La reconnaissance ou le refus d'une autonomie de l'imagination divise en fait les autorités religieuses. Pour une partie d’entre elles, le cinéma est considéré comme un vecteur moderne de diffusion du message de l'islam et doit à ce titre être instrumentalisé. Pour une autre partie, l'imagination, source de la création d'une réalité par l'artiste, et sa concrétisation par la projection cinématographique, accèderait à une vérité différente de celle de la religion et serait donc incompatible avec elle. Le rapport à la croyance structure donc un débat singulier sur le cinéma.
Quand l'œuvre cinématographique, dans sa dimension esthétiquement la plus exigeante, invite le spectateur à tisser une relation à l'invisible, à quelque chose qui dépasse l'homme - qu'il s'agisse de la beauté de la nature, d'une relation à Dieu, à une croyance, d'une expérience mystique ou strictement situé dans le champ profane - le cinéma touche peut-être à l’expression du sacré. Comment cette relation, qui travaille le cinéma en Occident depuis plus d’un siècle est-elle à l’œuvre aujourd’hui dans la culture iranienne ?
Pour analyser cette question au sein de ce programme, l’IFRI a organisé un colloque en collaboration avec l’Université d’Art (Téhéran), intitulé « Le cinéma, la croyance, le sacré » dont A. Devictor a été responsable avec son partenaire iranien, le Dr. Hashemi. Le colloque s’est tenu à Téhéran les 30, 31décembre 2006 et 1er janvier 2007. Il s'inscrit dans la lignée de ceux organisés par la Hawzeh honari, Sazeman-e Tablighat- e eslami en 1996 et 1997 intitulés: "Réflexion collective sur la religion du point de vue du cinéma" (Ham andishe-ye din az cheshm-e sinema)
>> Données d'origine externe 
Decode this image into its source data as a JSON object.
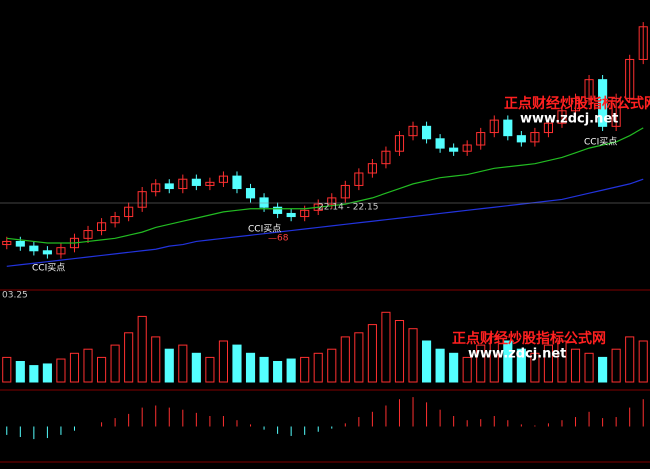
{
  "chart_data": {
    "type": "candlestick",
    "watermark": "正点财经炒股指标公式网",
    "watermark_url": "www.zdcj.net",
    "buy_label": "CCI买点",
    "level_label": "22.14 - 22.15",
    "volume_label": "03.25",
    "minus_label": "—68",
    "open": [
      19.6,
      19.8,
      19.5,
      19.2,
      19.0,
      19.4,
      20.0,
      20.5,
      21.0,
      21.4,
      22.0,
      23.0,
      23.5,
      23.2,
      23.8,
      23.4,
      23.6,
      24.0,
      23.2,
      22.6,
      22.0,
      21.6,
      21.4,
      21.8,
      22.2,
      22.6,
      23.4,
      24.2,
      24.8,
      25.6,
      26.6,
      27.2,
      26.4,
      25.8,
      25.6,
      26.0,
      26.8,
      27.6,
      26.6,
      26.2,
      26.8,
      27.4,
      28.2,
      29.0,
      30.2,
      27.2,
      29.0,
      31.5
    ],
    "high": [
      20.1,
      20.1,
      19.8,
      19.5,
      19.7,
      20.3,
      20.8,
      21.3,
      21.7,
      22.3,
      23.3,
      23.8,
      23.8,
      24.1,
      24.1,
      23.9,
      24.3,
      24.3,
      23.5,
      22.9,
      22.3,
      21.9,
      22.1,
      22.5,
      22.9,
      23.7,
      24.5,
      25.1,
      25.9,
      26.9,
      27.5,
      27.5,
      26.7,
      26.1,
      26.3,
      27.1,
      27.9,
      27.9,
      26.9,
      27.1,
      27.7,
      28.5,
      29.3,
      30.5,
      30.5,
      29.3,
      31.8,
      33.9
    ],
    "low": [
      19.3,
      19.2,
      18.9,
      18.7,
      18.7,
      19.1,
      19.7,
      20.2,
      20.7,
      21.1,
      21.7,
      22.7,
      22.9,
      22.9,
      23.1,
      23.1,
      23.3,
      22.9,
      22.3,
      21.7,
      21.3,
      21.1,
      21.1,
      21.5,
      21.9,
      22.3,
      23.1,
      23.9,
      24.5,
      25.3,
      26.3,
      26.1,
      25.5,
      25.3,
      25.3,
      25.7,
      26.5,
      26.3,
      25.9,
      25.9,
      26.5,
      27.1,
      27.9,
      28.7,
      26.9,
      26.9,
      28.7,
      31.2
    ],
    "close": [
      19.8,
      19.5,
      19.2,
      19.0,
      19.4,
      20.0,
      20.5,
      21.0,
      21.4,
      22.0,
      23.0,
      23.5,
      23.2,
      23.8,
      23.4,
      23.6,
      24.0,
      23.2,
      22.6,
      22.0,
      21.6,
      21.4,
      21.8,
      22.2,
      22.6,
      23.4,
      24.2,
      24.8,
      25.6,
      26.6,
      27.2,
      26.4,
      25.8,
      25.6,
      26.0,
      26.8,
      27.6,
      26.6,
      26.2,
      26.8,
      27.4,
      28.2,
      29.0,
      30.2,
      27.2,
      29.0,
      31.5,
      33.6
    ],
    "ylim": [
      17,
      35
    ],
    "lines": [
      {
        "color": "#22bb22",
        "values": [
          20.0,
          19.9,
          19.8,
          19.7,
          19.7,
          19.7,
          19.8,
          19.9,
          20.0,
          20.2,
          20.4,
          20.7,
          20.9,
          21.1,
          21.3,
          21.5,
          21.7,
          21.8,
          21.9,
          21.9,
          21.9,
          21.9,
          21.9,
          22.0,
          22.1,
          22.2,
          22.4,
          22.6,
          22.9,
          23.2,
          23.5,
          23.7,
          23.9,
          24.0,
          24.1,
          24.3,
          24.5,
          24.6,
          24.7,
          24.8,
          25.0,
          25.2,
          25.5,
          25.8,
          26.0,
          26.2,
          26.6,
          27.1
        ]
      },
      {
        "color": "#2233dd",
        "values": [
          18.2,
          18.3,
          18.4,
          18.5,
          18.6,
          18.7,
          18.8,
          18.9,
          19.0,
          19.1,
          19.2,
          19.3,
          19.5,
          19.6,
          19.8,
          19.9,
          20.0,
          20.1,
          20.2,
          20.3,
          20.4,
          20.5,
          20.6,
          20.7,
          20.8,
          20.9,
          21.0,
          21.1,
          21.2,
          21.3,
          21.4,
          21.5,
          21.6,
          21.7,
          21.8,
          21.9,
          22.0,
          22.1,
          22.2,
          22.3,
          22.4,
          22.5,
          22.7,
          22.9,
          23.1,
          23.3,
          23.5,
          23.8
        ]
      }
    ],
    "up_color": "#ff3030",
    "down_color": "#54ffff",
    "volume": [
      30,
      25,
      20,
      22,
      28,
      35,
      40,
      30,
      45,
      60,
      80,
      55,
      40,
      45,
      35,
      30,
      50,
      45,
      35,
      30,
      25,
      28,
      30,
      35,
      40,
      55,
      60,
      70,
      85,
      75,
      65,
      50,
      40,
      35,
      30,
      45,
      55,
      50,
      40,
      35,
      45,
      50,
      40,
      35,
      30,
      40,
      55,
      50
    ],
    "volume_ylim": [
      0,
      100
    ],
    "macd": [
      -0.8,
      -1,
      -1.2,
      -1.1,
      -0.8,
      -0.4,
      0,
      0.4,
      0.8,
      1.2,
      1.8,
      2.0,
      1.8,
      1.6,
      1.3,
      1.0,
      1.0,
      0.6,
      0.2,
      -0.3,
      -0.7,
      -0.9,
      -0.8,
      -0.5,
      -0.2,
      0.3,
      0.9,
      1.4,
      2.0,
      2.6,
      2.8,
      2.3,
      1.6,
      1.0,
      0.6,
      0.7,
      1.0,
      0.6,
      0.2,
      0.1,
      0.3,
      0.6,
      0.9,
      1.4,
      0.8,
      0.9,
      1.8,
      2.6
    ],
    "macd_ylim": [
      -3,
      3
    ]
  }
}
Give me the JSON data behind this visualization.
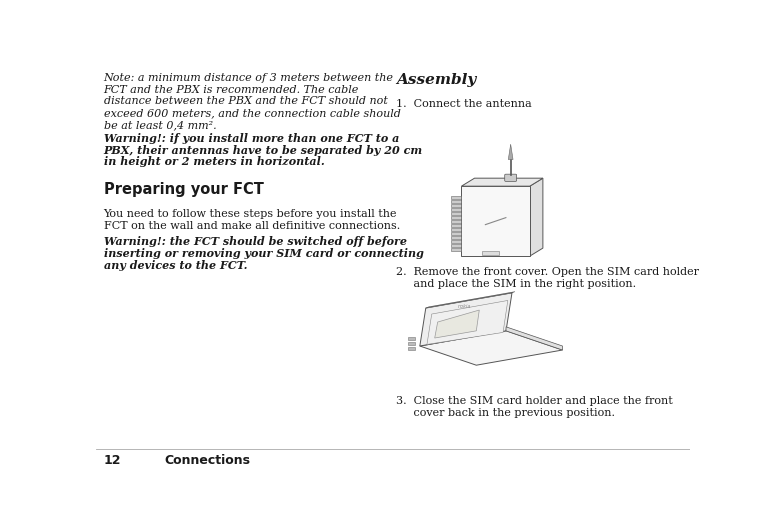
{
  "bg_color": "#ffffff",
  "text_color": "#1a1a1a",
  "page_number": "12",
  "page_label": "Connections",
  "note_text_lines": [
    "Note: a minimum distance of 3 meters between the",
    "FCT and the PBX is recommended. The cable",
    "distance between the PBX and the FCT should not",
    "exceed 600 meters, and the connection cable should",
    "be at least 0,4 mm²."
  ],
  "warn1_lines": [
    "Warning!: if you install more than one FCT to a",
    "PBX, their antennas have to be separated by 20 cm",
    "in height or 2 meters in horizontal."
  ],
  "section_header": "Preparing your FCT",
  "body_lines": [
    "You need to follow these steps before you install the",
    "FCT on the wall and make all definitive connections."
  ],
  "warn2_lines": [
    "Warning!: the FCT should be switched off before",
    "inserting or removing your SIM card or connecting",
    "any devices to the FCT."
  ],
  "assembly_header": "Assembly",
  "step1": "1.  Connect the antenna",
  "step2_lines": [
    "2.  Remove the front cover. Open the SIM card holder",
    "     and place the SIM in the right position."
  ],
  "step3_lines": [
    "3.  Close the SIM card holder and place the front",
    "     cover back in the previous position."
  ]
}
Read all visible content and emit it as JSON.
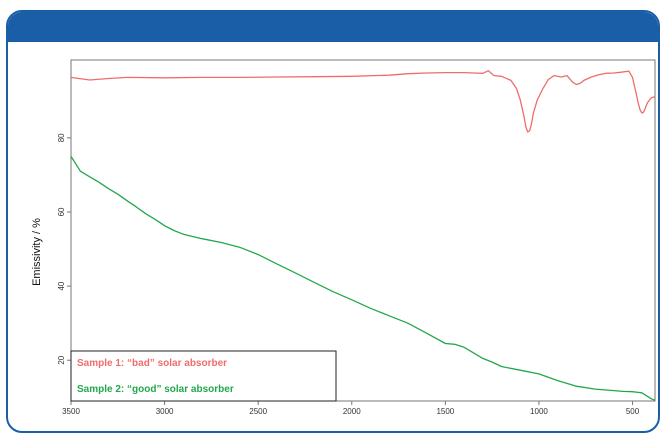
{
  "chart_data": {
    "type": "line",
    "title": "",
    "xlabel": "",
    "ylabel": "Emissivity / %",
    "xlim": [
      3500,
      380
    ],
    "ylim": [
      9,
      101
    ],
    "x_reversed": true,
    "grid": false,
    "x_ticks": [
      3500,
      3000,
      2500,
      2000,
      1500,
      1000,
      500
    ],
    "y_ticks": [
      20,
      40,
      60,
      80
    ],
    "legend_position": "bottom-left",
    "series": [
      {
        "name": "Sample 1: “bad” solar absorber",
        "color": "#f06c6c",
        "x": [
          3500,
          3400,
          3300,
          3200,
          3000,
          2800,
          2600,
          2400,
          2200,
          2000,
          1800,
          1700,
          1600,
          1500,
          1400,
          1350,
          1300,
          1270,
          1240,
          1200,
          1150,
          1120,
          1100,
          1080,
          1070,
          1060,
          1050,
          1040,
          1030,
          1010,
          980,
          950,
          920,
          880,
          850,
          820,
          800,
          780,
          760,
          720,
          680,
          640,
          600,
          560,
          520,
          500,
          480,
          470,
          460,
          450,
          440,
          420,
          400,
          380
        ],
        "y": [
          96.3,
          95.6,
          96,
          96.3,
          96.2,
          96.3,
          96.3,
          96.4,
          96.5,
          96.6,
          96.9,
          97.3,
          97.5,
          97.6,
          97.6,
          97.5,
          97.4,
          98.1,
          96.8,
          96.6,
          95.5,
          93.3,
          90.3,
          85.8,
          83,
          81.6,
          81.9,
          83.8,
          86.6,
          90.1,
          93.2,
          95.7,
          96.8,
          96.4,
          96.8,
          95,
          94.4,
          94.7,
          95.5,
          96.4,
          97,
          97.4,
          97.5,
          97.7,
          98,
          96.3,
          91.8,
          89.4,
          87.6,
          86.7,
          87,
          89.5,
          90.8,
          91.1
        ]
      },
      {
        "name": "Sample 2: “good” solar absorber",
        "color": "#22a84a",
        "x": [
          3500,
          3450,
          3400,
          3350,
          3300,
          3250,
          3200,
          3150,
          3100,
          3050,
          3000,
          2950,
          2900,
          2800,
          2700,
          2600,
          2500,
          2400,
          2300,
          2200,
          2100,
          2000,
          1900,
          1800,
          1700,
          1600,
          1500,
          1450,
          1400,
          1350,
          1300,
          1250,
          1200,
          1100,
          1000,
          900,
          800,
          700,
          600,
          550,
          500,
          450,
          400,
          380
        ],
        "y": [
          75,
          71,
          69.5,
          68,
          66.3,
          64.8,
          63,
          61.3,
          59.5,
          58,
          56.3,
          55,
          54,
          52.8,
          51.8,
          50.5,
          48.5,
          46,
          43.5,
          41,
          38.5,
          36.3,
          34,
          32,
          30,
          27.3,
          24.5,
          24.3,
          23.5,
          22,
          20.5,
          19.5,
          18.3,
          17.3,
          16.3,
          14.5,
          13,
          12.2,
          11.8,
          11.6,
          11.5,
          11.2,
          9.6,
          9.2
        ]
      }
    ]
  }
}
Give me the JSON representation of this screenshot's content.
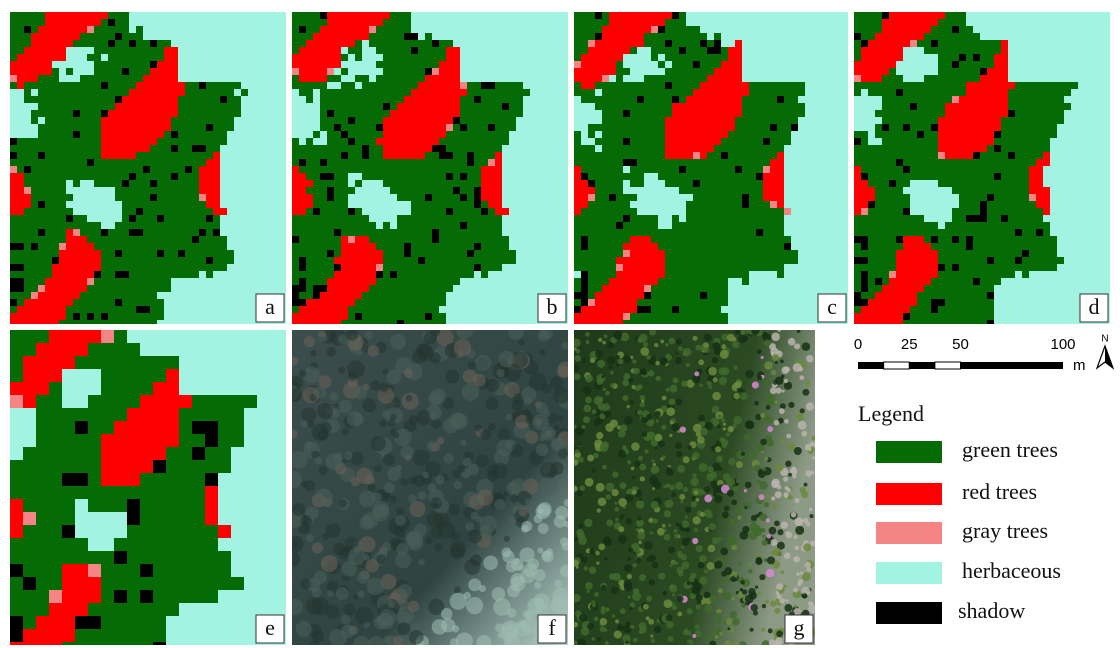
{
  "panels": [
    {
      "label": "a"
    },
    {
      "label": "b"
    },
    {
      "label": "c"
    },
    {
      "label": "d"
    },
    {
      "label": "e"
    },
    {
      "label": "f"
    },
    {
      "label": "g"
    }
  ],
  "scale_bar": {
    "ticks": [
      0,
      25,
      50,
      100
    ],
    "unit": "m"
  },
  "north_arrow": "N",
  "legend": {
    "title": "Legend",
    "items": [
      {
        "label": "green trees",
        "color": "#056b05"
      },
      {
        "label": "red trees",
        "color": "#ff0000"
      },
      {
        "label": "gray trees",
        "color": "#f58585"
      },
      {
        "label": "herbaceous",
        "color": "#a3f3e2"
      },
      {
        "label": "shadow",
        "color": "#000000"
      }
    ]
  }
}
Il a mis en présence des spécialistes de l’image (théoriciens, philosophes, critiques), des cinéastes et des hommes de religion (chrétiens et musulmans), appartenant à des histoires esthétiques et spirituelles différentes qui ont réfléchi ensemble à l’articulation : cinéma, croyance et sacré.
La production cinématographique en temps de guerre
Difficiles d’accès hors d'Iran, considérés comme des films de propagande et souvent délaissés de ce fait par le monde universitaire iranien, les films documentaires de la guerre Iran-Irak (1980-1988) demeurent un terrain peu étudié, alors qu'ils autorisent une analyse de représentations de la guerre encore à l'œuvre dans le régime de la République islamique. C’est ce que ce programme projette d’étudier. Il a déjà permis de constituer un important corpus de documentaires dont des copies (DVD-VCD) sont disponibles à la vidéothèque de l’IFRI.
Ces recherches débouchent sur l'organisation collective d'un colloque: "Réflexions, projections et conférences autour des images et des archives de guerre" qui se tiendra au Centre du cinéma documentaire et expérimental, les 7 et 8 avril 2008/19 et 20 farvardin 1387 et les 9 et 10 avril 2008/21 et 22 farvardin 1387 à l'IFRI.